Restore a single collection

mongorestore \
    --uri=<mongodb-uri> \
    --db <db> \
    --collection <collection> \
    <xxx.bson>

Example:

mongorestore \
    --uri='mongodb://127.x.x.x:27017/?authSource=admin' \
    --db testDB \
    --collection coll1 \
    ./testDB/coll1.bson

Restore a single database

mongorestore \
    --uri=<mongodb-uri> \
    --db <db> \
    --dir <path/to/bson/dir>

Example:

mongorestore \
    --uri='mongodb://127.x.x.x:27017/?authSource=admin' \
    --db testDB \
    --dir ./testDB

Restore an entire instance

mongorestore \
    --uri=<mongodb-uri> \
    --dir <path/to/bson/dir>

Example:

mongorestore \
    --uri='mongodb://127.x.x.x:27017/?authSource=admin' \
    --dir ./

Parameter descriptions

Parameter	Description
`<mongodb-uri>`	The high availability (HA) address of your self-managed database or ApsaraDB for MongoDB instance.

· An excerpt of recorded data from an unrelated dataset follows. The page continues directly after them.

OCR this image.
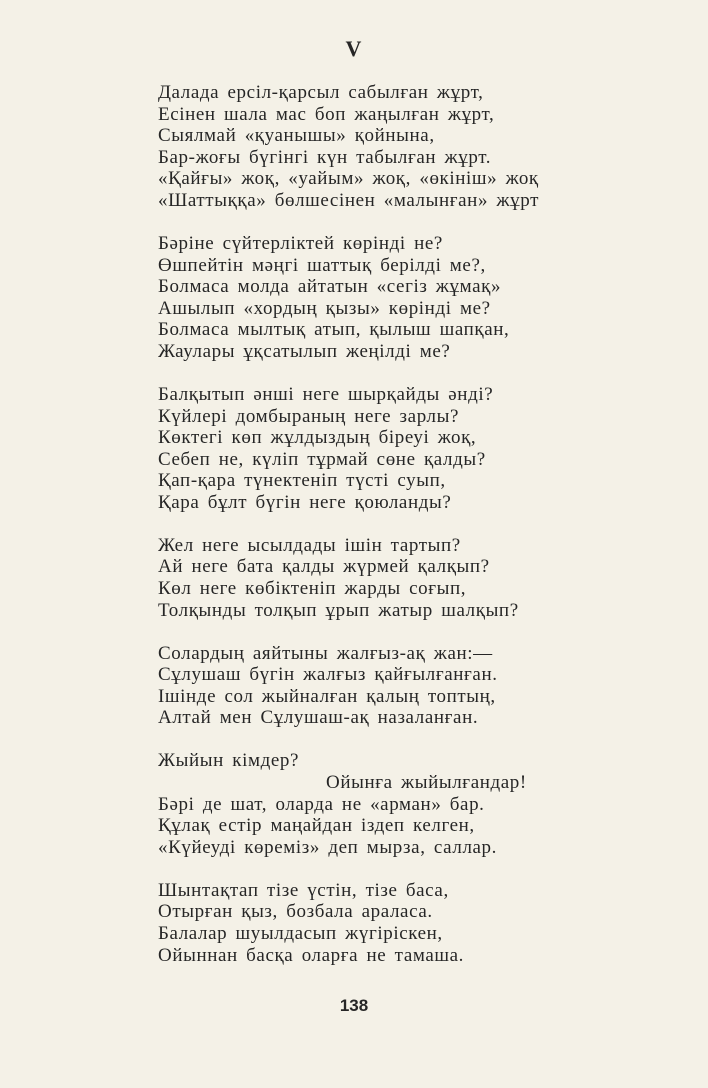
V
Далада ерсіл-қарсыл сабылған жұрт,
Есінен шала мас боп жаңылған жұрт,
Сыялмай «қуанышы» қойнына,
Бар-жоғы бүгінгі күн табылған жұрт.
«Қайғы» жоқ, «уайым» жоқ, «өкініш» жоқ
«Шаттыққа» бөлшесінен «малынған» жұрт
Бәріне сүйтерліктей көрінді не?
Өшпейтін мәңгі шаттық берілді ме?,
Болмаса молда айтатын «сегіз жұмақ»
Ашылып «хордың қызы» көрінді ме?
Болмаса мылтық атып, қылыш шапқан,
Жаулары ұқсатылып жеңілді ме?
Балқытып әнші неге шырқайды әнді?
Күйлері домбыраның неге зарлы?
Көктегі көп жұлдыздың біреуі жоқ,
Себеп не, күліп тұрмай сөне қалды?
Қап-қара түнектеніп түсті суып,
Қара бұлт бүгін неге қоюланды?
Жел неге ысылдады ішін тартып?
Ай неге бата қалды жүрмей қалқып?
Көл неге көбіктеніп жарды соғып,
Толқынды толқып ұрып жатыр шалқып?
Солардың аяйтыны жалғыз-ақ жан:—
Сұлушаш бүгін жалғыз қайғылғанған.
Ішінде сол жыйналған қалың топтың,
Алтай мен Сұлушаш-ақ назаланған.
Жыйын кімдер?
Ойынға жыйылғандар!
Бәрі де шат, оларда не «арман» бар.
Құлақ естір маңайдан іздеп келген,
«Күйеуді көреміз» деп мырза, саллар.
Шынтақтап тізе үстін, тізе баса,
Отырған қыз, бозбала араласа.
Балалар шуылдасып жүгіріскен,
Ойыннан басқа оларға не тамаша.
138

It includes the username, password, server IP address, and port. See the MongoDB connection string documentation.
`<db>`	The name of the database to restore.
`<collection>`	The name of the collection to restore.
`<xxx.bson>`	The `.bson` file for restoring a single collection.
`<path/to/bson/dir>`	The directory that contains the `.bson` files to restore.

FAQ

What if my instance architecture doesn't support downloading backup files?

Use Data Transmission Service (DTS) to migrate the instance data to your self-managed database. See Migrate data from a self-managed MongoDB database or an ApsaraDB for MongoDB instance. Alternatively, back up and restore the instance data directly using mongodump and mongorestore provided by ApsaraDB for MongoDB.